Considering the fact that two out of every three rapes go unreported, this is likely only a glimpse of the true extent of the problem that festivals do not seem ready to confront.
"Often they think 'bad publicity' before they think 'let's deal with it' whenever there's an incident of sexual assault," Dave Boardman, consultant for White Ribbon Campaign, a group of men and boys campaigning against violence against women, told Telegraph. "We're saying it's actually good publicity for them to say, 'We're doing what we can to keep women safe and get men to keep women safe.'"
Other groups face similar resistance for trying to spread information on consent and educate festival goers on what to do about assault.
"I guess events are concerned about being seen as a festival that's got a problem with sexual assault," Fleur Gardiner, the Safeguarding Adults Board Manager for the Isle of Wight Council, told Broadly. The changes they advocate for are setting up safe spaces for individuals talk about incidents and having independent sexual violence advisers, domestic abuse experts and sexual health nurses as part of festival staffs. "By embracing approaches such as ours they would actually be making their festivals safer spaces."
Ultimately, overcoming the resistance many music festivals seems to have in making comprehensive sexual assault resources available requires a shift in culture. It requires more education about the nature of consent.
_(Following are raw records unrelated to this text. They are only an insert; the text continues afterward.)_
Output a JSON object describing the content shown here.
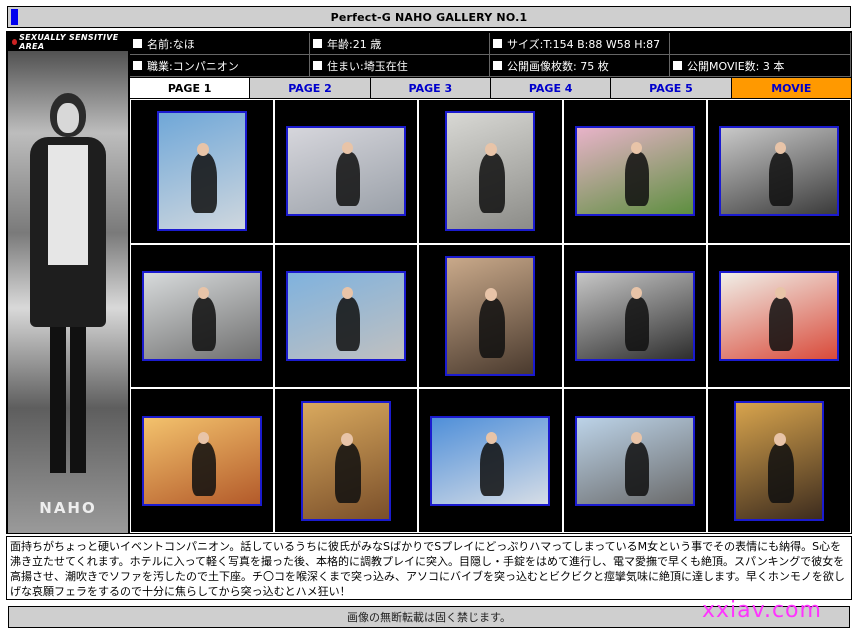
{
  "page": {
    "title": "Perfect-G NAHO GALLERY NO.1"
  },
  "portrait": {
    "logo_text": "SEXUALLY SENSITIVE AREA",
    "watermark_text": "NAHO"
  },
  "info": {
    "name": "名前:なほ",
    "age": "年齢:21 歳",
    "size": "サイズ:T:154 B:88 W58 H:87",
    "empty": "",
    "job": "職業:コンパニオン",
    "residence": "住まい:埼玉在住",
    "image_count": "公開画像枚数: 75 枚",
    "movie_count": "公開MOVIE数: 3 本"
  },
  "tabs": [
    {
      "label": "PAGE 1",
      "active": true
    },
    {
      "label": "PAGE 2",
      "active": false
    },
    {
      "label": "PAGE 3",
      "active": false
    },
    {
      "label": "PAGE 4",
      "active": false
    },
    {
      "label": "PAGE 5",
      "active": false
    },
    {
      "label": "MOVIE",
      "active": false
    }
  ],
  "gallery": {
    "thumbnails": [
      {
        "orientation": "portrait",
        "bg": [
          "#6fa7d8",
          "#cfd7de"
        ]
      },
      {
        "orientation": "landscape",
        "bg": [
          "#d6d6dc",
          "#9aa0a8"
        ]
      },
      {
        "orientation": "portrait",
        "bg": [
          "#d8d8d4",
          "#8c8c88"
        ]
      },
      {
        "orientation": "landscape",
        "bg": [
          "#e8b3c9",
          "#5d8f3f"
        ]
      },
      {
        "orientation": "landscape",
        "bg": [
          "#c9c9c9",
          "#3b3b3b"
        ]
      },
      {
        "orientation": "landscape",
        "bg": [
          "#d7dadb",
          "#6f6f6f"
        ]
      },
      {
        "orientation": "landscape",
        "bg": [
          "#7fb2de",
          "#c0c0c0"
        ]
      },
      {
        "orientation": "portrait",
        "bg": [
          "#c9a98a",
          "#4a3a2e"
        ]
      },
      {
        "orientation": "landscape",
        "bg": [
          "#c6c6c6",
          "#2e2e2e"
        ]
      },
      {
        "orientation": "landscape",
        "bg": [
          "#f0efe8",
          "#d94a3a"
        ]
      },
      {
        "orientation": "landscape",
        "bg": [
          "#f3c26d",
          "#b35a2a"
        ]
      },
      {
        "orientation": "portrait",
        "bg": [
          "#d9a95e",
          "#7a4f2a"
        ]
      },
      {
        "orientation": "landscape",
        "bg": [
          "#4f8fd9",
          "#d6dde6"
        ]
      },
      {
        "orientation": "landscape",
        "bg": [
          "#bcd3e8",
          "#6a6a6a"
        ]
      },
      {
        "orientation": "portrait",
        "bg": [
          "#d8a44d",
          "#3d2c1e"
        ]
      }
    ]
  },
  "description": {
    "text": "面持ちがちょっと硬いイベントコンパニオン。話しているうちに彼氏がみなSばかりでSプレイにどっぷりハマってしまっているM女という事でその表情にも納得。S心を沸き立たせてくれます。ホテルに入って軽く写真を撮った後、本格的に調教プレイに突入。目隠し・手錠をはめて進行し、電マ愛撫で早くも絶頂。スパンキングで彼女を高揚させ、潮吹きでソファを汚したので土下座。チ〇コを喉深くまで突っ込み、アソコにバイブを突っ込むとビクビクと痙攣気味に絶頂に達します。早くホンモノを欲しげな哀願フェラをするので十分に焦らしてから突っ込むとハメ狂い！"
  },
  "footer": {
    "notice": "画像の無断転載は固く禁じます。"
  },
  "site_watermark": "xxiav.com",
  "colors": {
    "accent_blue": "#0000ee",
    "tab_bg": "#cfcfcf",
    "movie_tab": "#ff9900",
    "thumb_border": "#1b1bcf",
    "watermark": "#ff33ff"
  }
}
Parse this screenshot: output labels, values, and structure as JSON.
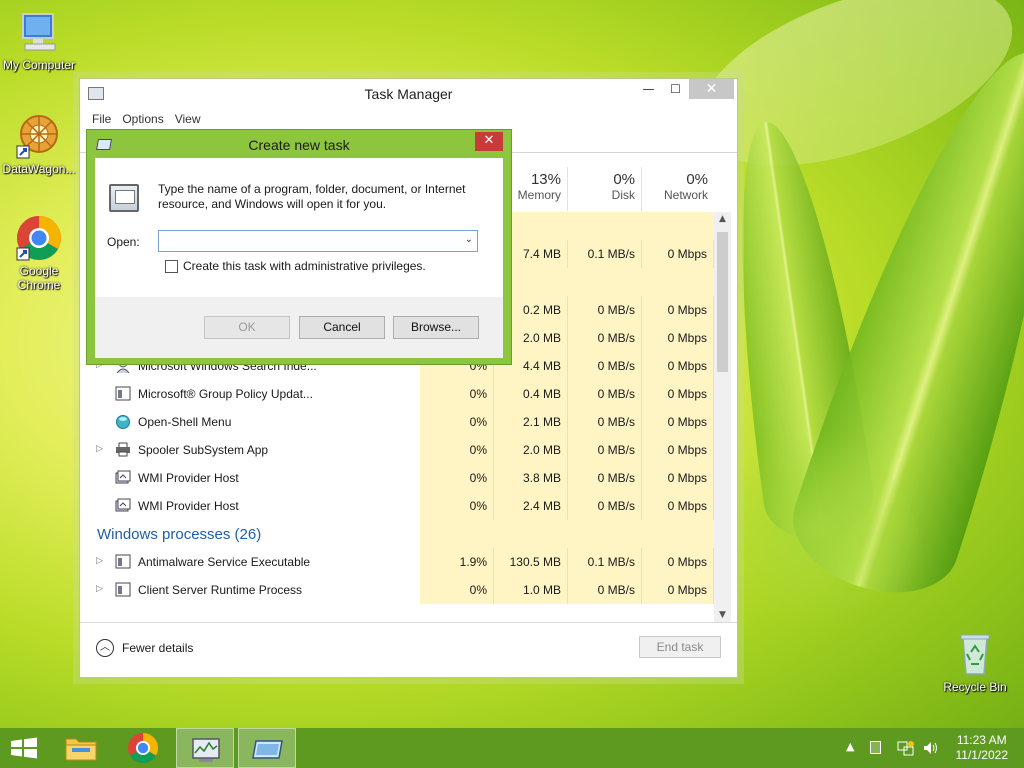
{
  "desktop": {
    "icons": [
      {
        "label": "My Computer"
      },
      {
        "label": "DataWagon..."
      },
      {
        "label": "Google Chrome"
      },
      {
        "label": "Recycle Bin"
      }
    ]
  },
  "task_manager": {
    "title": "Task Manager",
    "window_controls": {
      "minimize": "—",
      "maximize": "☐",
      "close": "✕"
    },
    "menu": [
      "File",
      "Options",
      "View"
    ],
    "columns": [
      {
        "percent": "13%",
        "label": "Memory"
      },
      {
        "percent": "0%",
        "label": "Disk"
      },
      {
        "percent": "0%",
        "label": "Network"
      }
    ],
    "hidden_rows": [
      {
        "memory": "7.4 MB",
        "disk": "0.1 MB/s",
        "network": "0 Mbps"
      },
      {
        "memory": "0.2 MB",
        "disk": "0 MB/s",
        "network": "0 Mbps"
      },
      {
        "memory": "2.0 MB",
        "disk": "0 MB/s",
        "network": "0 Mbps"
      }
    ],
    "processes": [
      {
        "name": "Microsoft Windows Search Inde...",
        "expand": true,
        "cpu": "0%",
        "memory": "4.4 MB",
        "disk": "0 MB/s",
        "network": "0 Mbps"
      },
      {
        "name": "Microsoft® Group Policy Updat...",
        "expand": false,
        "cpu": "0%",
        "memory": "0.4 MB",
        "disk": "0 MB/s",
        "network": "0 Mbps"
      },
      {
        "name": "Open-Shell Menu",
        "expand": false,
        "cpu": "0%",
        "memory": "2.1 MB",
        "disk": "0 MB/s",
        "network": "0 Mbps"
      },
      {
        "name": "Spooler SubSystem App",
        "expand": true,
        "cpu": "0%",
        "memory": "2.0 MB",
        "disk": "0 MB/s",
        "network": "0 Mbps"
      },
      {
        "name": "WMI Provider Host",
        "expand": false,
        "cpu": "0%",
        "memory": "3.8 MB",
        "disk": "0 MB/s",
        "network": "0 Mbps"
      },
      {
        "name": "WMI Provider Host",
        "expand": false,
        "cpu": "0%",
        "memory": "2.4 MB",
        "disk": "0 MB/s",
        "network": "0 Mbps"
      }
    ],
    "group_label": "Windows processes (26)",
    "windows_processes": [
      {
        "name": "Antimalware Service Executable",
        "expand": true,
        "cpu": "1.9%",
        "memory": "130.5 MB",
        "disk": "0.1 MB/s",
        "network": "0 Mbps"
      },
      {
        "name": "Client Server Runtime Process",
        "expand": true,
        "cpu": "0%",
        "memory": "1.0 MB",
        "disk": "0 MB/s",
        "network": "0 Mbps"
      }
    ],
    "footer": {
      "fewer_details": "Fewer details",
      "end_task": "End task"
    }
  },
  "dialog": {
    "title": "Create new task",
    "close": "✕",
    "description": "Type the name of a program, folder, document, or Internet resource, and Windows will open it for you.",
    "open_label": "Open:",
    "open_value": "",
    "admin_checkbox_label": "Create this task with administrative privileges.",
    "admin_checked": false,
    "buttons": {
      "ok": "OK",
      "cancel": "Cancel",
      "browse": "Browse..."
    }
  },
  "taskbar": {
    "clock_time": "11:23 AM",
    "clock_date": "11/1/2022"
  },
  "colors": {
    "dialog_frame": "#8dc53e",
    "highlight_cells": "#fff4c4",
    "group_label": "#1e5fa8",
    "taskbar": "#5e9a1f",
    "close_button": "#c83b3b"
  }
}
It requires festivals offering comprehensive guidelines for fans to rely on when faced with sexual assault, as Burning Man offered leading up to their 2015 festival "Help Prevent Sexual Assault in Black Rock City." It requires knowledge that bystander intervention can change the reality for many.
"Where do all the 'nice guys' go when girls are raped?" Swedish singer Zara Larson tweeted after the incidents at Bravalla came to light. "Are you too busy telling women how nice you are?"
One place to start is acknowledging that the escape from responsibility and consequence music festivals often advertise often comes with a dark side. "Many women say that being a victim of sexual assault is bad enough," as Boardman told Telegraph, "but people ignoring it makes it worse."